Identificação e contexto básico

Naâmir é um nome de pena, adotado pelo poeta brasileiro, cujo nome de registo não é público. É um autor contemporâneo, cuja obra tem vindo a ganhar destaque na cena literária portuguesa e brasileira. Escreve em português.

Infância e formação

Informações sobre a infância e formação do poeta não são amplamente divulgadas, mantendo um certo mistério em torno das suas origens e percurso educativo. Acredita-se que a sua sensibilidade poética tenha sido moldada por experiências pessoais e um profundo contacto com a natureza e a arte.

Percurso literário

O percurso literário de Naâmir iniciou-se discretamente, com a publicação de poemas em plataformas online e pequenas antologias. A sua obra, no entanto, rapidamente chamou a atenção pela maturidade e profundidade, levando à publicação de livros que consolidaram a sua voz no panorama poético atual.

Obra, estilo e características literárias

Obra, estilo e características literárias As obras de Naâmir caracterizam-se por uma forte veia lírica, explorando temas universais como o amor, a saudade, a efemeridade do tempo e a busca por um sentido mais profundo da existência. Utiliza frequentemente metáforas e simbolismos para evocar emoções e paisagens interiores, numa linguagem que conjuga a simplicidade com uma densidade imagética notável. O verso livre é uma escolha recorrente, permitindo uma maior liberdade expressiva e um ritmo mais próximo da oralidade e do pensamento. O tom poético é, na maioria das vezes, confessional e introspectivo, convidando o leitor a uma partilha de sentimentos e reflexões.

Obra, estilo e características literárias

Contexto cultural e histórico Naâmir insere-se na poesia contemporânea, dialogando com as inquietações e sensibilidades do século XXI. A sua obra reflete uma preocupação com a condição humana na era moderna, marcada pela globalização, pela tecnologia e por uma crescente sensação de isolamento, mesmo em meio à conectividade.

Obra, estilo e características literárias

Vida pessoal O poeta tem mantido a sua vida pessoal resguardada, focando a atenção na sua obra. Esta reserva contribui para um aura de mistério, que por vezes se reflete na exploração de temas como a intimidade e a subjetividade na sua poesia.

Obra, estilo e características literárias

Reconhecimento e receção Embora seja um autor relativamente recente, Naâmir tem vindo a angariar um reconhecimento crescente por parte da crítica e do público. A sua poesia é elogiada pela autenticidade, pela capacidade de emocionar e pela qualidade estética, conquistando um lugar de destaque entre os poetas contemporâneos de língua portuguesa.

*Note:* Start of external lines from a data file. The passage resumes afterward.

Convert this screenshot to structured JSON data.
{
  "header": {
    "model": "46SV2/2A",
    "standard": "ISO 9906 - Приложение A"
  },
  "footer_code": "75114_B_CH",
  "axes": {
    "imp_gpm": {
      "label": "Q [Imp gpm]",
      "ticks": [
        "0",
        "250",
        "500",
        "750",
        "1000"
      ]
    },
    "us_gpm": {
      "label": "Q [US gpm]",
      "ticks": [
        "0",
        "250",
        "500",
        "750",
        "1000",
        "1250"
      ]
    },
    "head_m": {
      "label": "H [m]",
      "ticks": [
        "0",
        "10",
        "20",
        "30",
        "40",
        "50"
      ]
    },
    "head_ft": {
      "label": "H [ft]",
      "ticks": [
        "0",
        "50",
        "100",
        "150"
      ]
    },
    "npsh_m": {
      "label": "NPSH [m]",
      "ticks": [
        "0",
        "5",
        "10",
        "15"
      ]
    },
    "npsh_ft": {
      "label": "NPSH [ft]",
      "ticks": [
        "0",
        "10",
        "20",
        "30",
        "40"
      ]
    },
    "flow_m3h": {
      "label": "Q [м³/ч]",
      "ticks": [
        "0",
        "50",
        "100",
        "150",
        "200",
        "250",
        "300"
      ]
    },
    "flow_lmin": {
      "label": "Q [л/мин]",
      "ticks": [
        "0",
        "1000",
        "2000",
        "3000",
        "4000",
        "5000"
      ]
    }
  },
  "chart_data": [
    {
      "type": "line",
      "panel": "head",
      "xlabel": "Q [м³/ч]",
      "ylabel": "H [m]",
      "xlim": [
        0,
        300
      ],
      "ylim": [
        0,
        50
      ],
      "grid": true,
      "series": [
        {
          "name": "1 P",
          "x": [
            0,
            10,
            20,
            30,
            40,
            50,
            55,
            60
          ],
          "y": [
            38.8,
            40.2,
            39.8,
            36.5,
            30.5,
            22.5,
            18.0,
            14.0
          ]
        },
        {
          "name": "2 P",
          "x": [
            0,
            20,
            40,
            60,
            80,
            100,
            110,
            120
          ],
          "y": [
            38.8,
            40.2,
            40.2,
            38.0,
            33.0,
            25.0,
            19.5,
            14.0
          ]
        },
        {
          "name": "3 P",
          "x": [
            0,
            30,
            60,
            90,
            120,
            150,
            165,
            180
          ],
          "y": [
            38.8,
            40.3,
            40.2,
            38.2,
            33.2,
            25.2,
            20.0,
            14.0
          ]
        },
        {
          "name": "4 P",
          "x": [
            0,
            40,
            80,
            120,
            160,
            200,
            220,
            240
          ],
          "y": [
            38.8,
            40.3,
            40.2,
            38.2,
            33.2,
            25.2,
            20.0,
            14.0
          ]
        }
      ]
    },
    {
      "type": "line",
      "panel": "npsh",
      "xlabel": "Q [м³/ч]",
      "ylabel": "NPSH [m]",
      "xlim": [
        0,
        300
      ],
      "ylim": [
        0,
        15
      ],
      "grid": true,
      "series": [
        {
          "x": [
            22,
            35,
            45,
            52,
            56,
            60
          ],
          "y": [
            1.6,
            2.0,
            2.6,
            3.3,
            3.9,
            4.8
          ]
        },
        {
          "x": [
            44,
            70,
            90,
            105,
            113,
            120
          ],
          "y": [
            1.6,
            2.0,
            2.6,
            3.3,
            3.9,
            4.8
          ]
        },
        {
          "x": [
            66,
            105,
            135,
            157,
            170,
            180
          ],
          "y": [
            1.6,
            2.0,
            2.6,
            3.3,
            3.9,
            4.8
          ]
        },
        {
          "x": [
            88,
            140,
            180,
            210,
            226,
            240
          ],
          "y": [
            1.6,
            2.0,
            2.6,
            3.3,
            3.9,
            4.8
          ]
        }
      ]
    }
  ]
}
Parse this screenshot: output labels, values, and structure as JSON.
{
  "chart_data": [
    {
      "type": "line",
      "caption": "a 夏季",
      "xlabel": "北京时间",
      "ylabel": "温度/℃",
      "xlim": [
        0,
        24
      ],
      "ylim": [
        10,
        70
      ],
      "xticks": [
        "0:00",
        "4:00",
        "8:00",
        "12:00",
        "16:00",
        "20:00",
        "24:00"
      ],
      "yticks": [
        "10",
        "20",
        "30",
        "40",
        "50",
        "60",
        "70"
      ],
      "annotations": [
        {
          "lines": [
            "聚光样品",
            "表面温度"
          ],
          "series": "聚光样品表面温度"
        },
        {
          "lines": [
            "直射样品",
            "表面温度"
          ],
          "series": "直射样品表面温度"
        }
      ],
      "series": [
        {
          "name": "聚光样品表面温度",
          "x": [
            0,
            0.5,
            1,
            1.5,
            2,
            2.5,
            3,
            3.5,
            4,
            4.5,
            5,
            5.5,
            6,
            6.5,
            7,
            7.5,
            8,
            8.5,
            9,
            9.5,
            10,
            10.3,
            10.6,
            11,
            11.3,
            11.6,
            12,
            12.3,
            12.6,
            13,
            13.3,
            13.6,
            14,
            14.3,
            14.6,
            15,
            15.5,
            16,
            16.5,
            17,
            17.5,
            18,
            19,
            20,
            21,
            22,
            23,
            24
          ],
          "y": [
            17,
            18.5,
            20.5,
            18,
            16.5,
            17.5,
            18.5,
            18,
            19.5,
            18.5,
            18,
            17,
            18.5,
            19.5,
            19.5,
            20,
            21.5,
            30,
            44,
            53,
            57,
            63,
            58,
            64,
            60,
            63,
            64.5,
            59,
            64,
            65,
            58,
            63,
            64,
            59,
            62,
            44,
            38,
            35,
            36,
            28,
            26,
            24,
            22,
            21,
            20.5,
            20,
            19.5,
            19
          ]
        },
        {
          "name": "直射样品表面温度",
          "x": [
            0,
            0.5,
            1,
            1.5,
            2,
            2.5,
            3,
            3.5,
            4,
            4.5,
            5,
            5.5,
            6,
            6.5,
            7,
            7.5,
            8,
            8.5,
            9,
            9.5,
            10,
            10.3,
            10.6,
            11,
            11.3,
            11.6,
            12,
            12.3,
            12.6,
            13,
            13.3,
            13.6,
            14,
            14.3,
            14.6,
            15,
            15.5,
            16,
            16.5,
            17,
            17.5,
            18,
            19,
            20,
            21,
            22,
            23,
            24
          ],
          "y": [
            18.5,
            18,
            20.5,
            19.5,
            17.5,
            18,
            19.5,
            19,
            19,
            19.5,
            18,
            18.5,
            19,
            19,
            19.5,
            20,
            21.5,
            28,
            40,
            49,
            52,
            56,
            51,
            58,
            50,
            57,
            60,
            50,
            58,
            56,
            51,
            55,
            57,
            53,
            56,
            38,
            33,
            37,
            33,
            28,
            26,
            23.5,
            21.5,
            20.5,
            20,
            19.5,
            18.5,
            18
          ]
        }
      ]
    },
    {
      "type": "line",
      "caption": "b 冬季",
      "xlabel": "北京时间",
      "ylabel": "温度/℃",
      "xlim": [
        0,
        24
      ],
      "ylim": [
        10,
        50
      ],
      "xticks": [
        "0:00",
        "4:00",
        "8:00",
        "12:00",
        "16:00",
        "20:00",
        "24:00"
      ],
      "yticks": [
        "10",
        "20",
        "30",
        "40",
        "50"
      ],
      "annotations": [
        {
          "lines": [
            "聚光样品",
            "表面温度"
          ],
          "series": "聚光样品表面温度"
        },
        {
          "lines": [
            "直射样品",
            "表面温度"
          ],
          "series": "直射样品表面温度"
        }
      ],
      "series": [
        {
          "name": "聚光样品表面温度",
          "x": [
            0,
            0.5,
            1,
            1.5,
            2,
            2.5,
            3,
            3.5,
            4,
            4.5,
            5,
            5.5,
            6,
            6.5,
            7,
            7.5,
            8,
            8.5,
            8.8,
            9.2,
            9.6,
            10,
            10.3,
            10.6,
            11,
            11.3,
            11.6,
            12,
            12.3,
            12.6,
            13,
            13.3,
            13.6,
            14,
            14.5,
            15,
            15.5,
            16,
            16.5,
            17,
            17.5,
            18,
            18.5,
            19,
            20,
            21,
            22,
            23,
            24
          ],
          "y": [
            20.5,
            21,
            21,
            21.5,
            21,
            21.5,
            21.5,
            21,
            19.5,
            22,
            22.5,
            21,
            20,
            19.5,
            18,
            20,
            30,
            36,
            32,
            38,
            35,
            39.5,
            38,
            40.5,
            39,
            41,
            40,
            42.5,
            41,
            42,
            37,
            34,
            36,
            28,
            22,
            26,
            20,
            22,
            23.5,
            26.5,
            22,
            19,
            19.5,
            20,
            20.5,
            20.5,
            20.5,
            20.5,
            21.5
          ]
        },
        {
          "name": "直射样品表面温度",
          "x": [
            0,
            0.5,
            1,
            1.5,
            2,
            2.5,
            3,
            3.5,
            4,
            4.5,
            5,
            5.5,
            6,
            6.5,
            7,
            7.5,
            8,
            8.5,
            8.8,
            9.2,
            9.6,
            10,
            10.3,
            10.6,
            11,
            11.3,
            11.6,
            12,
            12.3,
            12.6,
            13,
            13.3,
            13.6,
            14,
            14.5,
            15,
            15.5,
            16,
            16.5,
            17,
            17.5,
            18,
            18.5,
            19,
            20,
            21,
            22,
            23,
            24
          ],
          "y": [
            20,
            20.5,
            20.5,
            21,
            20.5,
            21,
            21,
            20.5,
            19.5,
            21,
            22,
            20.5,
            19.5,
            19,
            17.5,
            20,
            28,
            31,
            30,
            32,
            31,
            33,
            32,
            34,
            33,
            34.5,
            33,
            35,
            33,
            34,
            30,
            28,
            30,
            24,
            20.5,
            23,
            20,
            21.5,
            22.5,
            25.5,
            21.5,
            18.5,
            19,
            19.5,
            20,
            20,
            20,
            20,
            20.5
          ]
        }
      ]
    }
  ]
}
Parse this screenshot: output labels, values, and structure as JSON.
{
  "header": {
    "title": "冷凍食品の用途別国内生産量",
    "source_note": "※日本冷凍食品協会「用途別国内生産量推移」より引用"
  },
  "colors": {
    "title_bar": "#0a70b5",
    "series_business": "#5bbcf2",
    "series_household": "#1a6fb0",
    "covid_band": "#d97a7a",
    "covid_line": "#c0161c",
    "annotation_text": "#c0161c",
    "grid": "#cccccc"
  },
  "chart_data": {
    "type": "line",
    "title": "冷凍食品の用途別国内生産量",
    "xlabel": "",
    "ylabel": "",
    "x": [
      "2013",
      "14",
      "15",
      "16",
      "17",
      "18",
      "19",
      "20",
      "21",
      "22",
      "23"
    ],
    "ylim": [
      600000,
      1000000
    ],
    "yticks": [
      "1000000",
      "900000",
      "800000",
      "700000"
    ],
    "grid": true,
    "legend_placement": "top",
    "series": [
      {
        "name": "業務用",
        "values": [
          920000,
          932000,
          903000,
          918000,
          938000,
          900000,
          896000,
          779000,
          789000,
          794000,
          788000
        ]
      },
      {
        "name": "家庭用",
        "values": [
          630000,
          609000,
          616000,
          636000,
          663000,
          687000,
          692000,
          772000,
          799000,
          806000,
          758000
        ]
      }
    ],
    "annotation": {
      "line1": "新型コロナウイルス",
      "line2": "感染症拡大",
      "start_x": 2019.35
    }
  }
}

Obra, estilo e características literárias

Influências e legado As influências de Naâmir parecem abranger tanto a tradição lírica da poesia em língua portuguesa como as tendências da poesia contemporânea global. O seu legado está em construção, mas a sua obra já aponta para uma capacidade de renovação da linguagem poética, oferecendo uma perspetiva sensível e profunda sobre as complexidades da vida atual.

Obra, estilo e características literárias

Interpretação e análise crítica A obra de Naâmir tem sido interpretada como um espelho das ansiedades e esperanças da contemporaneidade. A análise crítica tem focado na sua habilidade em transformar experiências pessoais em reflexões universais, abordando temas existenciais com uma delicadeza e força lírica singulares.

Obra, estilo e características literárias

Curiosidades e aspetos menos conhecidos O uso de um pseudónimo, a ausência de informações biográficas detalhadas e a forma como a sua obra se manifestou inicialmente em plataformas digitais são alguns dos aspetos que conferem um carácter enigmático à figura de Naâmir.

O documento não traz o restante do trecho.